Дик о резких переменах, творившихся в ней, знать ничего не мог; он был глубоко несчастен и потому погружен в себя и слеп ко всему, что происходило вокруг, а слепота эта глушила донную волну воображения, которая питала обычно работу его ума.

После того как Мэри Норт покинула их в обществе итальянского учителя пения, который присоединился к ним за кофе, а затем повез ее к поезду, Розмари встала тоже, ей нужно было зайти на киностудию: «Повидаться кое с кем из тамошних служащих».

– И, да… если появится тот южанин, Коллис Клэй… – попросила она, – …если он застанет вас здесь, скажите ему, что я не могла ждать, пусть позвонит мне завтра.

Происшедшее на вокзале как-то притупило чувства Розмари, и она присвоила себе привилегии ребенка, что автоматически напомнило Дайверам о любви, которую они питали к своим детям, и в результате Розмари получила резкий отпор:

– Вам лучше оставить записку у гарсона, – твердо и без какого-либо выражения сказала Николь, – мы уже уходим.

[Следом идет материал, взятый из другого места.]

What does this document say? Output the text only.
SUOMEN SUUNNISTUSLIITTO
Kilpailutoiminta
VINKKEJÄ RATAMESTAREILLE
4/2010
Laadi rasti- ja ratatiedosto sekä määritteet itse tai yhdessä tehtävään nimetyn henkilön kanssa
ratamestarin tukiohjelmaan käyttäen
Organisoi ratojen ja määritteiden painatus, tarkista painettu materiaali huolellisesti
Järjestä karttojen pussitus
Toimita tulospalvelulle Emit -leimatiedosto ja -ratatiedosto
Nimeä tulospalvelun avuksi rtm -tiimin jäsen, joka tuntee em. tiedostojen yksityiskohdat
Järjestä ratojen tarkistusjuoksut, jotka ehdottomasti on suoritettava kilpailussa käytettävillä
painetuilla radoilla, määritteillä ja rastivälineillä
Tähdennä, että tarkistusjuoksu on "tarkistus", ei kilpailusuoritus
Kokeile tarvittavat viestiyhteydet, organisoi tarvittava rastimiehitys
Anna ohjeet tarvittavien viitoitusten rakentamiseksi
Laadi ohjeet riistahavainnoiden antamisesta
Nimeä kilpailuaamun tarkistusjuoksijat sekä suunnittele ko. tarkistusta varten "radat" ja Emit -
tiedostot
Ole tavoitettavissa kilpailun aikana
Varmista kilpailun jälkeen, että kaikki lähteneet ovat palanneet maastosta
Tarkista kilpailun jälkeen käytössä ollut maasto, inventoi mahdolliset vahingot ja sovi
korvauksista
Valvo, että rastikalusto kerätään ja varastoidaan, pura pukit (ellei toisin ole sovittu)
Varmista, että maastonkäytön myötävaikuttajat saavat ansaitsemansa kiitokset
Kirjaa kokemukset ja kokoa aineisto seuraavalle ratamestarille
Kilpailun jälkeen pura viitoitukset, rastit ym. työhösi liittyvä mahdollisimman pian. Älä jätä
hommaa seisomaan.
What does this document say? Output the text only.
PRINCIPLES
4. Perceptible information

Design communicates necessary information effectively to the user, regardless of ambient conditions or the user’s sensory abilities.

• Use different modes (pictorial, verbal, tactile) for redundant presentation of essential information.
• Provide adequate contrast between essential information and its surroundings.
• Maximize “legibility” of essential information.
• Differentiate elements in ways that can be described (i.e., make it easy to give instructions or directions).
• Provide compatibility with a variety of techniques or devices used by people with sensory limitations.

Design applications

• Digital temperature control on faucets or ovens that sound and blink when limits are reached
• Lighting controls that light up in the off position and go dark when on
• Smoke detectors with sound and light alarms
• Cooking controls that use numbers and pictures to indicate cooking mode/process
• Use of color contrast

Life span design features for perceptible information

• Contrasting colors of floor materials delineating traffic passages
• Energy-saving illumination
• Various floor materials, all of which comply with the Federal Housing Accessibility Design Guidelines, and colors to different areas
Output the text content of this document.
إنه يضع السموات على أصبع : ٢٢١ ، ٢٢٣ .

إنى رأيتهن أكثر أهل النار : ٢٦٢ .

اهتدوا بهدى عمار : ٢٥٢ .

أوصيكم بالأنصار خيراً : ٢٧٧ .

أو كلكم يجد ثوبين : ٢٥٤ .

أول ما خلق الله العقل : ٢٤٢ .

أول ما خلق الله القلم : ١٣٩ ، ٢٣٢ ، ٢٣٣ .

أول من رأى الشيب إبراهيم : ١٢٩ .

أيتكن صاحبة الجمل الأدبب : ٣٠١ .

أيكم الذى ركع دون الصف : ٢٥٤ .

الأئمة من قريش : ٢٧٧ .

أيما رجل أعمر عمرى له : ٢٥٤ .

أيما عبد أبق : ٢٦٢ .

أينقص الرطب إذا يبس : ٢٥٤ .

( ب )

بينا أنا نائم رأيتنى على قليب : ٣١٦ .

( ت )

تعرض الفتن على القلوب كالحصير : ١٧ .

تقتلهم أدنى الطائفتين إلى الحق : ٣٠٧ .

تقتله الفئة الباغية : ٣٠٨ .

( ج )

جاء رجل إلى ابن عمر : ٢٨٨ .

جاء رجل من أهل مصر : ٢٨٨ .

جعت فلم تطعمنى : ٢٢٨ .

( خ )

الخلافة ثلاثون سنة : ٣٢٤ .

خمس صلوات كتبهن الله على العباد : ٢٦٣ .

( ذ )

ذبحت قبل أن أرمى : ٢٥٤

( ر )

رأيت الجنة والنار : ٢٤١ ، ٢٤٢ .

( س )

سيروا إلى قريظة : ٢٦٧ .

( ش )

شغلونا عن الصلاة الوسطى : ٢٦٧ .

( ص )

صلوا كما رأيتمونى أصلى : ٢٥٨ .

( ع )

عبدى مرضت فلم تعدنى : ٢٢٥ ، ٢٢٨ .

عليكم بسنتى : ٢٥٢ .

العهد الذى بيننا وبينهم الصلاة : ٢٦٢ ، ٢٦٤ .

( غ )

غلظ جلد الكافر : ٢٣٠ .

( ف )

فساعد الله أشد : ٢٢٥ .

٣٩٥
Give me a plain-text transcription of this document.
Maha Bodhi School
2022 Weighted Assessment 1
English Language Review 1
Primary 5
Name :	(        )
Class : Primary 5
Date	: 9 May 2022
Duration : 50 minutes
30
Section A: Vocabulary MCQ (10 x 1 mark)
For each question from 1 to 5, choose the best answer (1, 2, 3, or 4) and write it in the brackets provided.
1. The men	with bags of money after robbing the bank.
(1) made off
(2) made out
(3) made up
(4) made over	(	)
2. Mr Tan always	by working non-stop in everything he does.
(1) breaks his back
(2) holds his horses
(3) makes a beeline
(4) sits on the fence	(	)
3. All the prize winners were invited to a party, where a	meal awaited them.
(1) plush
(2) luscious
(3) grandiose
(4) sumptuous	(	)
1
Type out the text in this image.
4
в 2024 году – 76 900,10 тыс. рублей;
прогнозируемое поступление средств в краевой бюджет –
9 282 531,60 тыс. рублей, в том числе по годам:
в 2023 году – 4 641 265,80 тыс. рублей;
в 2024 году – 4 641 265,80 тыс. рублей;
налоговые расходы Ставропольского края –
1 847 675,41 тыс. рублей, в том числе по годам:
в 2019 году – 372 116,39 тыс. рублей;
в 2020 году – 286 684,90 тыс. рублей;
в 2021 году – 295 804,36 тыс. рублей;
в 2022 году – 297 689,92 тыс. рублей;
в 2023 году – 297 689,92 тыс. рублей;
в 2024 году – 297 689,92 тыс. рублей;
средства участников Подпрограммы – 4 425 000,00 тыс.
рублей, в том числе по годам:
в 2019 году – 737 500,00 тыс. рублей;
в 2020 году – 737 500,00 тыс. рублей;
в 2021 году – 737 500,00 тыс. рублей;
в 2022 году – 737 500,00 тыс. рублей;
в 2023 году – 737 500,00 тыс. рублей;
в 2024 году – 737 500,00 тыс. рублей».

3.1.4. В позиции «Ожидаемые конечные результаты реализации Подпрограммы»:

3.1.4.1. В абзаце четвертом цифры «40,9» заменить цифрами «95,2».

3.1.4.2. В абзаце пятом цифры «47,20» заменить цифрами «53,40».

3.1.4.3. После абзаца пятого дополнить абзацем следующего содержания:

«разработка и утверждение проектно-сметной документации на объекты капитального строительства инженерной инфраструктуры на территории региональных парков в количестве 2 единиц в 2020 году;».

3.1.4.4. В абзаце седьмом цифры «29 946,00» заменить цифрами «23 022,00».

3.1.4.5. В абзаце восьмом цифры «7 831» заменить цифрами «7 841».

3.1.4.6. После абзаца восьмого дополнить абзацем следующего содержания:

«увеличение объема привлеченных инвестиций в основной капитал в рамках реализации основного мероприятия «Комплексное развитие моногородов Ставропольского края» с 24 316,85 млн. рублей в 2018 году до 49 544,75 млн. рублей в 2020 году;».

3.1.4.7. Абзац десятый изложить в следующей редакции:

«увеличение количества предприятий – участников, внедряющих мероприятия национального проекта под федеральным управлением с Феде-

Розмари приняла его без обиды:

– Ладно, пусть будет, как будет. До свидания, дорогие мои.

Дик потребовал счет; ожидая его, Дайверы сидели, неуверенно пожевывая зубочистки.

– Ну… – одновременно произнесли они.

Дик увидел, как губы Николь на миг искривились от горечи – на миг столь краткий, что только он и смог бы это заметить, он же предпочел притвориться, что ничего не увидел. О чем она думала? Розмари была всего лишь одной из десятка, примерно, людей, которых он «обрабатывал» в последние годы: в число их входили французский цирковой клоун, Эйб и Мэри Норты, танцевальная пара, писатель, художник, комедиантка из театра «Гран-Гиньоль», полоумный педераст из «Русского балета», подававший большие надежды тенор, которого Дайверы целый год подкармливали в Милане. Николь хорошо знала, с какой серьезностью относились все они к интересу и энтузиазму, проявляемым ее мужем; но помнила также, что, если не считать времени родов, Дик со дня их женитьбы не провел ни одной ночи вдали от нее. С другой же стороны, он обладал обаянием, которое просто невозможно было не пускать в ход, – те, кому оно присуще, должны постоянно держать себя в форме, продолжать и продолжать притягивать людей, которые им, в сущности, не нужны.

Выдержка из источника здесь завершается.